Ute Sass Hinschauen ist wichtig, das stimmt. Aber es ist mehr als ein Zuschauen wie etwa im Theater, wo ich mir die Passionsgeschichte vorführen lasse wie eine Tragödie und dann nach Hause gehe und denke: gut, das war einmal. Zu Karfreitag gehört ja viel mehr als das "damals". Sehr eindrücklich hat das die bekannte Theologin Dorothee Sölle einmal gesagt: "Karfreitag feiern heißt für mich als Christin zuerst einmal, das Kreuz heute wahrzunehmen: Warum hört es nicht auf? Wo stehen unsere Kreuze? Wer bezahlt sie? Wer profitiert von ihnen?"

Gerhard Sass Ja - Karfreitag lässt mich auch hinschauen auf Leid und Schmerzen, Terror und Töten, Entsetzen, Trauer und Abschied heute. Das alles widerfährt ja Menschen immer wieder. Nicht erst heute. Aber heute noch immer. Und bestimmt unsere Nachrichten oft so sehr, dass man kaum noch hinsehen mag. Doch Wegschauen kann keine Lösung sein.

Ute Sass Darum stellt der Karfreitag uns ja auch vor eine Menge Fragen, auch nach uns selbst und unserer eigenen Verantwortung angesichts des Leids in der Welt. Dorothee Sölle hat weiter gesagt: "Ich bin nicht Zuschauerin der Kreuzigung am Karfreitag, sondern Beteiligte und Mittäterin."

Gerhard Sass Mittäterin - das wird bestimmt nicht jeder so deutlich von sich sagen wollen. In den Erzählungen von der Kreuzigung Jesu begegnen uns ja ganz verschiedene Menschen unter dem Kreuz. Täter, Mitläufer, ohnmächtige Zuschauer, furchtsame Zaungäste. Aber wenn ich mich auf das Fragen einlasse, dann wächst auf jeden Fall auch bei mir ein Gefühl, dafür, dass das alles irgendwie mit mir selbst zu tun hat. Die vielen Kreuze bis heute. Und auch das Kreuz damals.

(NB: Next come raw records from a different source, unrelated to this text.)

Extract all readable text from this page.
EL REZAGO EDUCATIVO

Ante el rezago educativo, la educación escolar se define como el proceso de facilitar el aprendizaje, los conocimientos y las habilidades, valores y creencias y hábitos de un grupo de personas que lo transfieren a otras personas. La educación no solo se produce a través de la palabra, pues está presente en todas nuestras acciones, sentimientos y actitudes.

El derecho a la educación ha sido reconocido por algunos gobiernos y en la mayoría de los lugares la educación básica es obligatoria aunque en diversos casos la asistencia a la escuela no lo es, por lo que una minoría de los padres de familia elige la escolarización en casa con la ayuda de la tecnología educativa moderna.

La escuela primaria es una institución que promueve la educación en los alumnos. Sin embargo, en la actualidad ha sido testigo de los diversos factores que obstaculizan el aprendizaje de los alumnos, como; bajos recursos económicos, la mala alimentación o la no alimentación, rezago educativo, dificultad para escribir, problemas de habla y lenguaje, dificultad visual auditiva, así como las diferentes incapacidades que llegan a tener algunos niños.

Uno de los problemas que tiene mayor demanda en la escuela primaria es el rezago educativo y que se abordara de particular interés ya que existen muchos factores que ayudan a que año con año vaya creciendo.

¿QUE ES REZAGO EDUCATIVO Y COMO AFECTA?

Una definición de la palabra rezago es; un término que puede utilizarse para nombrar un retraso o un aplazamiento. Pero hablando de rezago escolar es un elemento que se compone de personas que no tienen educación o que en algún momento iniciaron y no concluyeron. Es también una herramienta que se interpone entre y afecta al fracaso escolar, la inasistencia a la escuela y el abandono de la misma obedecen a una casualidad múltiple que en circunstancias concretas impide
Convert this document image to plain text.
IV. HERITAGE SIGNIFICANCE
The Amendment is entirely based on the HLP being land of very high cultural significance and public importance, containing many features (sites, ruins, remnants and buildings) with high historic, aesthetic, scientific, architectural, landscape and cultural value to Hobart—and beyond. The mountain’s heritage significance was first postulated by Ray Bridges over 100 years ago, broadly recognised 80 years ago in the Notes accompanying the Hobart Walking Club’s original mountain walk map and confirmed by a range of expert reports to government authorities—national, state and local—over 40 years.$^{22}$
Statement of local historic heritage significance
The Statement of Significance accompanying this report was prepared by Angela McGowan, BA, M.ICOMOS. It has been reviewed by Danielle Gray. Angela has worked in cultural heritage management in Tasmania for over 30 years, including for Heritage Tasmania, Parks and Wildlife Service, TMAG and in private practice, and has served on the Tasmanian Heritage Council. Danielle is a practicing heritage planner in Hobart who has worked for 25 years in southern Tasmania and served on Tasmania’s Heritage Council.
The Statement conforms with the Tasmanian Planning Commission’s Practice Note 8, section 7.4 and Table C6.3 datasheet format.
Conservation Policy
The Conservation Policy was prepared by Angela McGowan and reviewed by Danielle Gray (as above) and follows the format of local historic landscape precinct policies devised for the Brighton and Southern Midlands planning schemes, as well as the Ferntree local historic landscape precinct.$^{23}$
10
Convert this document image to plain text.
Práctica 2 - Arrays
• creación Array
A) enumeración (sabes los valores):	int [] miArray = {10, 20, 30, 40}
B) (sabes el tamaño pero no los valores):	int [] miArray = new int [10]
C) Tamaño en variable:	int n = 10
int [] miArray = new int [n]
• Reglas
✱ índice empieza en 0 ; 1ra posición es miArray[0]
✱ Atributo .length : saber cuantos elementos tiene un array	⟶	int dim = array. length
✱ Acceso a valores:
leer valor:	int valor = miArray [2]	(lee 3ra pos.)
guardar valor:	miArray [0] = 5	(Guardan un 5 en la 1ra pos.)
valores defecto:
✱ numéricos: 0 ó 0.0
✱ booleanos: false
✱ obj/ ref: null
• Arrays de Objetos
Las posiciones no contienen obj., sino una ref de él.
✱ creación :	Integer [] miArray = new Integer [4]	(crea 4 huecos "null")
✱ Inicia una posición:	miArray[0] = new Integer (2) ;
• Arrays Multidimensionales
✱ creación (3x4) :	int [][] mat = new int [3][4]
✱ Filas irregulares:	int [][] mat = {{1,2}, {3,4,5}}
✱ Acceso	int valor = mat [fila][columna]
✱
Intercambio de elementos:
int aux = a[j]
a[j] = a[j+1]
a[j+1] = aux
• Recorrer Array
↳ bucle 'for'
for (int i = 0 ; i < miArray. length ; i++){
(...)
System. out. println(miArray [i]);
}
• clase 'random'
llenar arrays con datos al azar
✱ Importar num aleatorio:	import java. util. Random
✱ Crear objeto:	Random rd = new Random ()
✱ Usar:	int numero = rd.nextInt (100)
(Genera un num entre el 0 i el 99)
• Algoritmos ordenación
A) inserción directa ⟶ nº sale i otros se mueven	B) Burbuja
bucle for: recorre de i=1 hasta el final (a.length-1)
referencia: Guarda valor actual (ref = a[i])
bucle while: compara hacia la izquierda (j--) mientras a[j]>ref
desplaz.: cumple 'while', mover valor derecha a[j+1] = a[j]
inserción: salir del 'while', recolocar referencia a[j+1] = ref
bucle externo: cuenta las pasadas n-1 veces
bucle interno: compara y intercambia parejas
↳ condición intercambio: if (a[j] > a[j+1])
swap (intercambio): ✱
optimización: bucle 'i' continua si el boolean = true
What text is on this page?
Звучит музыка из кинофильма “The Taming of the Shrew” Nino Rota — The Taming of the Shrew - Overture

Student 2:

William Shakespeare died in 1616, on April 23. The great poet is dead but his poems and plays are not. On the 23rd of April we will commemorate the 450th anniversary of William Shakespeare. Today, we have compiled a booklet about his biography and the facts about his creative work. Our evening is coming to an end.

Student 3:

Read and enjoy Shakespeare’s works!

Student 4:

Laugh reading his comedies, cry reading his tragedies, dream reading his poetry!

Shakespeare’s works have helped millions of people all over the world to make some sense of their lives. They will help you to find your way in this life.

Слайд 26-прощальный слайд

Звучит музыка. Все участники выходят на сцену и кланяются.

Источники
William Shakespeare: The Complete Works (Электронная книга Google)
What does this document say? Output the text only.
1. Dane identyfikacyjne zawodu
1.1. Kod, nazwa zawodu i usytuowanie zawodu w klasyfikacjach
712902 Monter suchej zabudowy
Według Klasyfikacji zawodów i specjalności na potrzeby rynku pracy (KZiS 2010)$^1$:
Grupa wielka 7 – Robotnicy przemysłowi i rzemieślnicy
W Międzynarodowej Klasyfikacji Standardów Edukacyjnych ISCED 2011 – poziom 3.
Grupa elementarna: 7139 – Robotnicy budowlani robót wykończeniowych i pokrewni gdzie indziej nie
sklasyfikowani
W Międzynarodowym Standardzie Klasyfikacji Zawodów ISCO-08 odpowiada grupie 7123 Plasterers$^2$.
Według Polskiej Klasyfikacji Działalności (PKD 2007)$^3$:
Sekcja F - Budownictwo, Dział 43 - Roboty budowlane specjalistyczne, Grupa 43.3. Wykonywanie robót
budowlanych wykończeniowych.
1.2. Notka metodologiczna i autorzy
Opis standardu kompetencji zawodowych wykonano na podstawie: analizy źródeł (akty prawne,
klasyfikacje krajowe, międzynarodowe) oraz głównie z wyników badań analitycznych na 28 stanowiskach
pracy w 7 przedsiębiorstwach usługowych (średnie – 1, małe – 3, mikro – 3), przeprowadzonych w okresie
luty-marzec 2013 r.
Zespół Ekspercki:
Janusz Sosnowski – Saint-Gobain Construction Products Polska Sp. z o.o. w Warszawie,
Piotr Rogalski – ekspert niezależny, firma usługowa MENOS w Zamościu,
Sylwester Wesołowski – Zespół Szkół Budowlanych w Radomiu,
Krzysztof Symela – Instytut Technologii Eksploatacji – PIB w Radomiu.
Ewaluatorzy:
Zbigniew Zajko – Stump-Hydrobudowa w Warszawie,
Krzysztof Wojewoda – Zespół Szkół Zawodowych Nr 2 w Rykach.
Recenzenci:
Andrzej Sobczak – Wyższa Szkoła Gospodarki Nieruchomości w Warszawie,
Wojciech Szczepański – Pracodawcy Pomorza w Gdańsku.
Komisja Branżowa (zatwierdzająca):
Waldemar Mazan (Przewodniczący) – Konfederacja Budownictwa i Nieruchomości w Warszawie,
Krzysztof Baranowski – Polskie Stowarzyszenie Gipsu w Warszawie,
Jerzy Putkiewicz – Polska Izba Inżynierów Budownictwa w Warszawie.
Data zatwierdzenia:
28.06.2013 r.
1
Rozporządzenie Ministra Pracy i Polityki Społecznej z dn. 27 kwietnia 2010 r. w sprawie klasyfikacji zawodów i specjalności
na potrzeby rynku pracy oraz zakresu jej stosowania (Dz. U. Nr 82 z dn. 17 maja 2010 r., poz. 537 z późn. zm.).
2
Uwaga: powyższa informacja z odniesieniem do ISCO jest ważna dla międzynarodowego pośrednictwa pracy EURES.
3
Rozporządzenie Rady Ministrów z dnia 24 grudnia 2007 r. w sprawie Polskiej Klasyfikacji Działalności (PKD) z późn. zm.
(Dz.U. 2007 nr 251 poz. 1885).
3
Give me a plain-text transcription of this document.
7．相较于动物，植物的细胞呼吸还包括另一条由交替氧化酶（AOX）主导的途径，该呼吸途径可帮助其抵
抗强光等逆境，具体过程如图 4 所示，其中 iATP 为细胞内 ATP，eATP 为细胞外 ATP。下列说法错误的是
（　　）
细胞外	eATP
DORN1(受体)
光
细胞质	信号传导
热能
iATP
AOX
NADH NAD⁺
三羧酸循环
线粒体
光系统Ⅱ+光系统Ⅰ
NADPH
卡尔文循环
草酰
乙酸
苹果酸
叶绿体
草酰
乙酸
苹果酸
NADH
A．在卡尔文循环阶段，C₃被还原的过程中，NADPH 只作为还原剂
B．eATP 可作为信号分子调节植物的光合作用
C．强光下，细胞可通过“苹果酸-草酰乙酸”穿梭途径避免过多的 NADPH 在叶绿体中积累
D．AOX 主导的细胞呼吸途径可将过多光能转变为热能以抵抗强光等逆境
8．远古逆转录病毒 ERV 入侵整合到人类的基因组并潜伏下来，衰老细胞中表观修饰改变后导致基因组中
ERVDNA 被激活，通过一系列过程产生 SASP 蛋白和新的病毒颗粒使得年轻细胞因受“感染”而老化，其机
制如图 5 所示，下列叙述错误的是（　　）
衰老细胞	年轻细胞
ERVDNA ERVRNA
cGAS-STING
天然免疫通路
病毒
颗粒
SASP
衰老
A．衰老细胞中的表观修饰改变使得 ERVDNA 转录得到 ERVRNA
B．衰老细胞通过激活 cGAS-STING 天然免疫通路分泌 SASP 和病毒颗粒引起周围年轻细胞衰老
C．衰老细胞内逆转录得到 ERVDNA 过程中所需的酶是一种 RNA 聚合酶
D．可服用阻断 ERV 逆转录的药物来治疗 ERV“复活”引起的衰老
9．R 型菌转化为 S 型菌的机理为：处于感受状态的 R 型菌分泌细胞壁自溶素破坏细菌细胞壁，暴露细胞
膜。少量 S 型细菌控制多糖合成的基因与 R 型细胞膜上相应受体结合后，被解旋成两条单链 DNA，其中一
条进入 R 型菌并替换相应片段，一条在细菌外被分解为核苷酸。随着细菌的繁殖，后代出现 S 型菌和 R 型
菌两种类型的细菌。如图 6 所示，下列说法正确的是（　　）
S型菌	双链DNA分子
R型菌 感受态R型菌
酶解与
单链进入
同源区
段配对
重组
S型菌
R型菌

Ute Sass Mit dem Kreuz haben ja viele Menschen ganz grundsätzliche Schwierigkeiten. Sie fragen: Wie können wir denn dieses Folterinstrument mit dem in Verbindung bringen, was wir von Gott hören und erwarten? Diese Ratlosigkeit gilt es an Karfreitag erst einmal auszuhalten. Sie löst sich erst, wenn Ostern wird und die Botschaft von der Auferstehung Jesu sich ausbreitet. Dadurch gibt es noch immer keine einfachen Antworten - aber eine Hoffnung in Leid und Tod.

Gerhard Sass Darum ist für mich Karfreitag ein Tag, der eigentlich zwei Gesichter hat. Ein dunkles, trostloses und ein erstaunt hoffnungsvolles. Ein Tag des Hinschauens auf das brutale, sinnlose, scheinbar gottverlassene Leid am Kreuz und in der Welt. Und zugleich der Tag, an dem Gott doch gegen allen Anschein mitten im Leiden ganz nahe ist. Und so neues Leben ermöglicht.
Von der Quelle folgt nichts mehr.